Older Hodgkin’s Lymphoma Patients May Have Treatment Option to Standard Chemotherapy

Results from a recent Phase 2 study revealed that brentuximab vedotin monotherapy may provide a frontline treatment option for older patients with Hodgkin’s lymphoma (HL) who are unable to tolerate standard combination chemotherapy. The study was published in the journal Blood.

Outcomes in older patients with Hodgkin lymphoma tend to be poor under chemotherapy regimens due to significant  treatment-related toxicity problems and comorbidities that often limit therapeutic options. In the study, titled “Phase 2 study of frontline brentuximab vedotin monotherapy in Hodgkin lymphoma patients aged 60 years and older,” Andres Forero-Torres, MD, professor in the division of hematology and oncology at University of Alabama at Birmingham, and colleagues conducted an open-label study to assess the efficacy and safety of the CD-30–directed antibody-drug conjugate brentuximab vedotin (Adcetris, Seattle Genetics) as a first-line treatment for HL patients age 60 or older. Primary and secondary study endpoints included objective response rate (ORR) and complete remission, disease control rate, duration of response and progression-free survival, respectively.

A total of 27 patients (63% with stage III or IV disease), either  ineligible for traditional combined chemotherapy or who had refused conventional therapies based on risk information, were included in the analysis. Patients were assigned treatment with 1.8-mg/kg doses of IV brentuximab vedotin every three weeks for up to 16 doses, and those who showed clinical benefit continued to be treated with the composite beyond the 16 doses until either disease progression or intolerable toxicity were shown, or the study ended.

Final data analysis comprised clinical information from 26 patients. The results revealed an ORR of 92%, with 73% and 19% of patients achieving either complete or partial remission, respectively. Two patients achieved stable disease.

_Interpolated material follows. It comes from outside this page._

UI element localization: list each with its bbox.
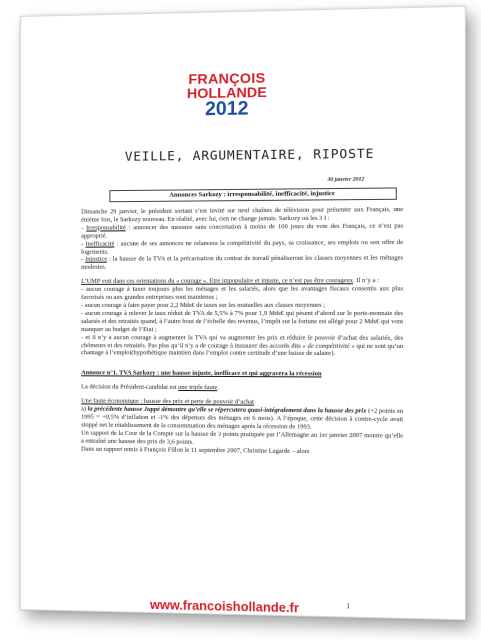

At time of analysis, the median duration of response was 9.1 months and median progression-free survival was 10.5 months, while median overall survival had not been reached. The most common adverse events observed were peripheral sensory neuropathy, fatigue and nausea, all ≤ Grade 2 for most patients. The incidence of Grade 3 peripheral neuropathy adverse events was relatively high (30% overall), particularly among patients with known risk factors of diabetes and/or hypothyroidism (46% versus 14% for those without). However, the results showed these risk factors were not associated with delayed time to resolution/improvement of peripheral neuropathy.

“In this population of older patients with Hodgkin’s lymphoma who were unfit for standard chemotherapy, we observed that brentuximab vedotin as a single agent produced a very high rate of response, including a very high rate of complete remission,” Dr. Forero-Torres said in a press release. “While we observed promising responses, the next step is to evaluate this drug in combination with additional chemotherapy or immunotherapies that might allow us to prolong the response without relapse.”